In typical conventional fracture stimulation, a selected fracture design is implemented at all fracture stages of a horizontal well without consideration for reservoir heterogeneity or dynamic stress changes that occur during fracturing. As a result, 50 percent of the total production from the well will come from about one-third of the fracture stages pumped. The intended fracturing optimization through the HFTS program aims to eliminate this inefficiency by creating effective fractures in every treatment. The net effect of such efficiency improvement will increase production from the well with no increase in the amount of water, chemicals, proppants, and energy required. This translates to minimized air emissions and other environmental impacts associated with production of a unit volume of oil and gas.
The shale revolution has enabled the production of significant volumes of oil in some parts of the country, but inadequate infrastructure has been unable to transport the gas produced with the oil out of the field. In such cases, significant volumes of otherwise valuable gas are flared resulting in Greenhouse Gas emissions and lost revenue. The proposed activities will investigate the potential for using flared, or otherwise wasted gas to improve recovery efficiency of oil from shale, by reinjecting the gas back into the reservoir for Enhanced Oil Recovery (EOR) purposes. Not only will this reduce the amount of natural gas being flared, but it will also increase the recovery efficiency of the resource and reduce the number of wells that will be needed to recover it. Another aspect of the overall activity is treatment of the produced water. This is beneficial in two ways. First, water in the Permian Basin is a commodity and if the produced water can be cleaned and used for other purposes, the environment and region benefit. Second, less water will need to be injected down disposal wells, which has been linked to induced seismicity.

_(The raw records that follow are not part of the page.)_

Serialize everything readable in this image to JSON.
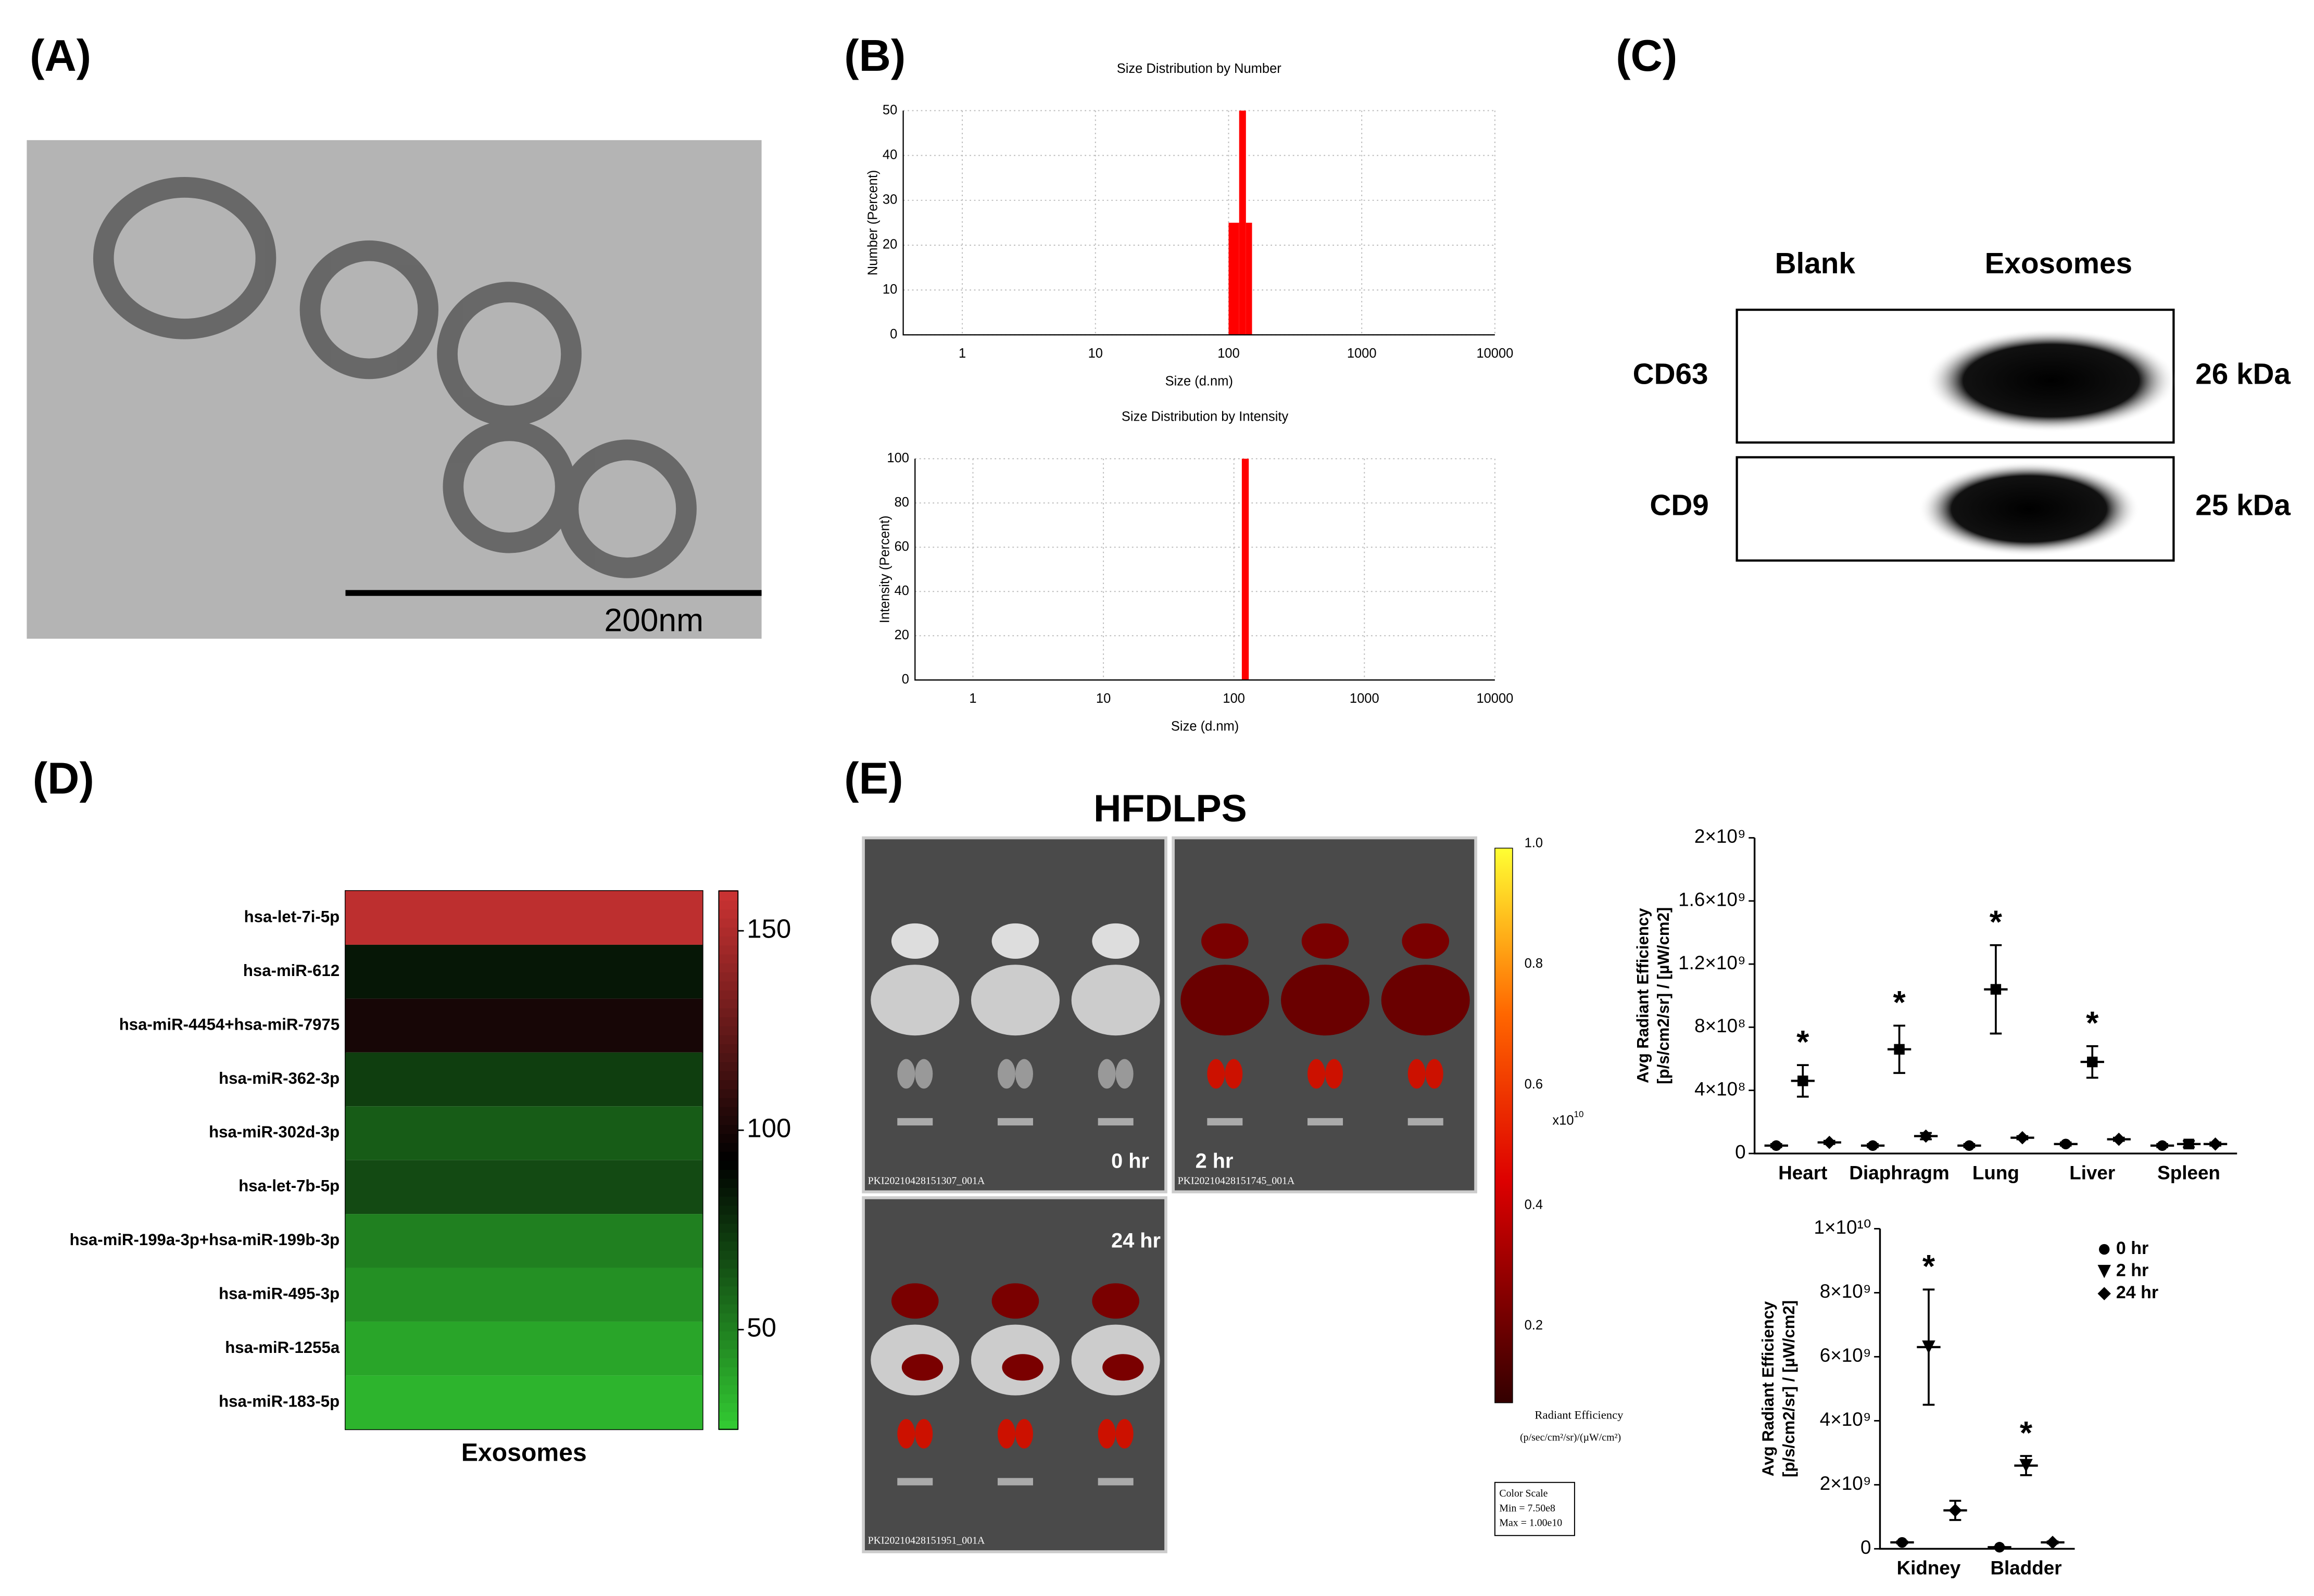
{
  "panel_labels": [
    "(A)",
    "(B)",
    "(C)",
    "(D)",
    "(E)"
  ],
  "tem": {
    "scale_label": "200nm"
  },
  "blot": {
    "columns": [
      "Blank",
      "Exosomes"
    ],
    "rows": [
      {
        "name": "CD63",
        "size": "26 kDa"
      },
      {
        "name": "CD9",
        "size": "25 kDa"
      }
    ]
  },
  "imaging": {
    "title": "HFDLPS",
    "panels": [
      {
        "time": "0 hr",
        "id": "PKI20210428151307_001A"
      },
      {
        "time": "2 hr",
        "id": "PKI20210428151745_001A"
      },
      {
        "time": "24 hr",
        "id": "PKI20210428151951_001A"
      }
    ],
    "scale_ticks": [
      "1.0",
      "0.8",
      "0.6",
      "0.4",
      "0.2"
    ],
    "scale_exponent": "x10",
    "scale_exponent_power": "10",
    "scale_label": "Radiant Efficiency",
    "scale_unit": "(p/sec/cm²/sr)/(µW/cm²)",
    "color_scale": [
      "Color Scale",
      "Min = 7.50e8",
      "Max = 1.00e10"
    ]
  },
  "chart_data": [
    {
      "type": "histogram",
      "title": "Size Distribution by Number",
      "x_label": "Size (d.nm)",
      "y_label": "Number (Percent)",
      "bins": [
        100,
        120,
        135,
        150
      ],
      "values": [
        25,
        50,
        25
      ],
      "color": "#ff0000",
      "log_x": true,
      "grid": true,
      "xlim": [
        0.36,
        10000
      ],
      "xticks": [
        1,
        10,
        100,
        1000,
        10000
      ],
      "ylim": [
        0,
        50
      ],
      "yticks": [
        0,
        10,
        20,
        30,
        40,
        50
      ]
    },
    {
      "type": "histogram",
      "title": "Size Distribution by Intensity",
      "x_label": "Size (d.nm)",
      "y_label": "Intensity (Percent)",
      "bins": [
        115,
        130
      ],
      "values": [
        100
      ],
      "color": "#ff0000",
      "log_x": true,
      "grid": true,
      "xlim": [
        0.36,
        10000
      ],
      "xticks": [
        1,
        10,
        100,
        1000,
        10000
      ],
      "ylim": [
        0,
        100
      ],
      "yticks": [
        0,
        20,
        40,
        60,
        80,
        100
      ]
    },
    {
      "type": "heatmap",
      "categories": [
        "hsa-let-7i-5p",
        "hsa-miR-612",
        "hsa-miR-4454+hsa-miR-7975",
        "hsa-miR-362-3p",
        "hsa-miR-302d-3p",
        "hsa-let-7b-5p",
        "hsa-miR-199a-3p+hsa-miR-199b-3p",
        "hsa-miR-495-3p",
        "hsa-miR-1255a",
        "hsa-miR-183-5p"
      ],
      "x_categories": [
        "Exosomes"
      ],
      "values": [
        155,
        85,
        100,
        72,
        62,
        68,
        50,
        45,
        38,
        33
      ],
      "colors": [
        "#33cc33",
        "#000000",
        "#cc3333"
      ],
      "clim": [
        25,
        160
      ],
      "cticks": [
        50,
        100,
        150
      ]
    },
    {
      "type": "dot",
      "y_label": [
        "Avg Radiant Efficiency",
        "[p/s/cm2/sr] / [µW/cm2]"
      ],
      "categories": [
        "Heart",
        "Diaphragm",
        "Lung",
        "Liver",
        "Spleen"
      ],
      "series": [
        {
          "name": "0 hr",
          "marker": "circle",
          "color": "#000000",
          "values": [
            50000000,
            50000000,
            50000000,
            60000000,
            50000000
          ],
          "errors": [
            10000000,
            10000000,
            10000000,
            10000000,
            10000000
          ]
        },
        {
          "name": "2 hr",
          "marker": "square",
          "color": "#000000",
          "values": [
            460000000,
            660000000,
            1040000000,
            580000000,
            60000000
          ],
          "errors": [
            100000000,
            150000000,
            280000000,
            100000000,
            20000000
          ]
        },
        {
          "name": "24 hr",
          "marker": "diamond",
          "color": "#000000",
          "values": [
            70000000,
            110000000,
            100000000,
            90000000,
            60000000
          ],
          "errors": [
            10000000,
            20000000,
            10000000,
            10000000,
            10000000
          ]
        }
      ],
      "annotations": [
        "*",
        "*",
        "*",
        "*",
        null
      ],
      "ylim": [
        0,
        2000000000
      ],
      "yticks": [
        0,
        {
          "value": 400000000,
          "label": "4×10⁸"
        },
        {
          "value": 800000000,
          "label": "8×10⁸"
        },
        {
          "value": 1200000000,
          "label": "1.2×10⁹"
        },
        {
          "value": 1600000000,
          "label": "1.6×10⁹"
        },
        {
          "value": 2000000000,
          "label": "2×10⁹"
        }
      ]
    },
    {
      "type": "dot",
      "y_label": [
        "Avg Radiant Efficiency",
        "[p/s/cm2/sr] / [µW/cm2]"
      ],
      "categories": [
        "Kidney",
        "Bladder"
      ],
      "series": [
        {
          "name": "0 hr",
          "marker": "circle",
          "color": "#000000",
          "values": [
            200000000,
            50000000
          ],
          "errors": [
            30000000,
            10000000
          ]
        },
        {
          "name": "2 hr",
          "marker": "triangle",
          "color": "#000000",
          "values": [
            6300000000,
            2600000000
          ],
          "errors": [
            1800000000,
            300000000
          ]
        },
        {
          "name": "24 hr",
          "marker": "diamond",
          "color": "#000000",
          "values": [
            1200000000,
            200000000
          ],
          "errors": [
            300000000,
            30000000
          ]
        }
      ],
      "annotations": [
        "*",
        "*"
      ],
      "legend": "right",
      "ylim": [
        0,
        10000000000
      ],
      "yticks": [
        0,
        {
          "value": 2000000000,
          "label": "2×10⁹"
        },
        {
          "value": 4000000000,
          "label": "4×10⁹"
        },
        {
          "value": 6000000000,
          "label": "6×10⁹"
        },
        {
          "value": 8000000000,
          "label": "8×10⁹"
        },
        {
          "value": 10000000000,
          "label": "1×10¹⁰"
        }
      ]
    }
  ]
}
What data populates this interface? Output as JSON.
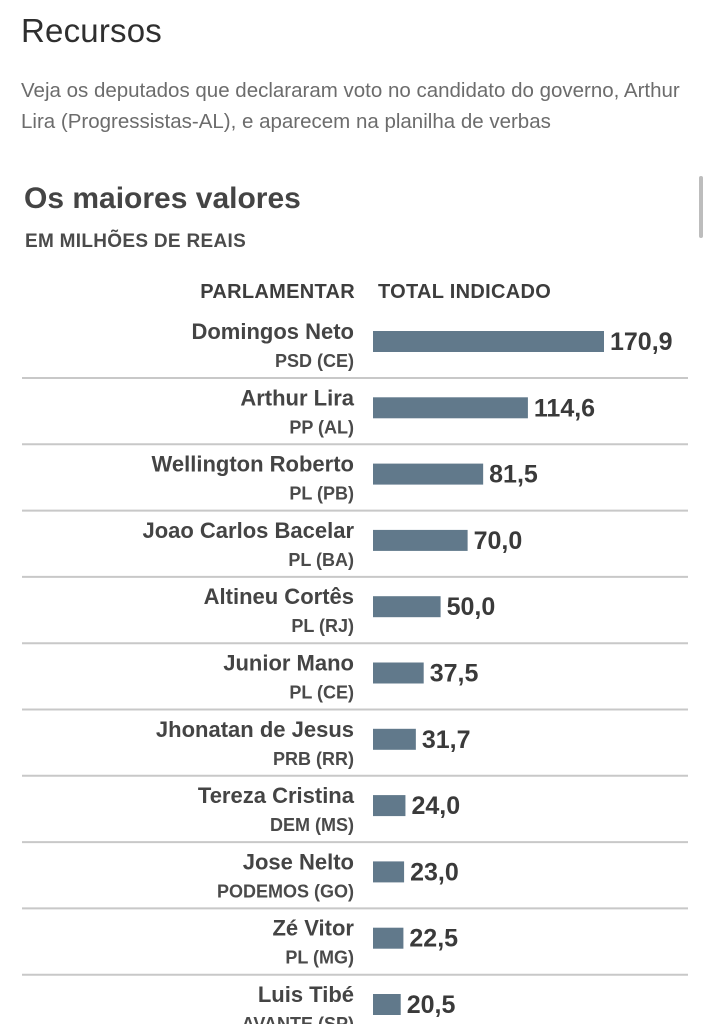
{
  "section": {
    "title": "Recursos",
    "intro": "Veja os deputados que declararam voto no candidato do governo, Arthur Lira (Progressistas-AL), e aparecem na planilha de verbas"
  },
  "chart_data": {
    "type": "bar",
    "orientation": "horizontal",
    "title": "Os maiores valores",
    "subtitle": "EM MILHÕES DE REAIS",
    "column_headers": {
      "label": "PARLAMENTAR",
      "value": "TOTAL INDICADO"
    },
    "xlim": [
      0,
      170.9
    ],
    "grid": false,
    "categories": [
      "Domingos Neto",
      "Arthur Lira",
      "Wellington Roberto",
      "Joao Carlos Bacelar",
      "Altineu Cortês",
      "Junior Mano",
      "Jhonatan de Jesus",
      "Tereza Cristina",
      "Jose Nelto",
      "Zé Vitor",
      "Luis Tibé"
    ],
    "parties": [
      "PSD (CE)",
      "PP (AL)",
      "PL (PB)",
      "PL (BA)",
      "PL (RJ)",
      "PL (CE)",
      "PRB (RR)",
      "DEM (MS)",
      "PODEMOS (GO)",
      "PL (MG)",
      "AVANTE (SP)"
    ],
    "values": [
      170.9,
      114.6,
      81.5,
      70.0,
      50.0,
      37.5,
      31.7,
      24.0,
      23.0,
      22.5,
      20.5
    ],
    "value_labels": [
      "170,9",
      "114,6",
      "81,5",
      "70,0",
      "50,0",
      "37,5",
      "31,7",
      "24,0",
      "23,0",
      "22,5",
      "20,5"
    ],
    "bar_color": "#61798b"
  }
}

Recent advances in understanding of the hydraulic fracturing geometry captured at the HFTS, coupled with advances in expandable liner technologies, have provided an opportunity to significantly increase domestic production and recoveries from existing horizontal wells by strategically contacting previously un-drained portions of the reservoir through in-fill stimulation. Furthermore, recompleting 20 percent of the candidate pool of the existing wells (28,000 wells) would generate substantial economic activity while at the same time minimize the environmental footprint as compared to new well development. Phase 3 of the project, Legacy Well Recompletion – Infill Stimulation, will examine the potential for recompleting existing horizontal wells in a scientific manner which can be replicated across various shale basins with the following specific objectives:
- Answer the key question – Can new, previously undrained reservoir be identified within a produced wellbore, and successfully contacted with new infill stimulation technology to boost production and improve recoveries?
- Understand how new fractures grow in presence of existing stimulated reservoir volume (SRV), and changes in drainage.
- Quantify the economic viability of infill stimulation, potential added resource that could be achieved, environmental benefits by reducing the need for new wells.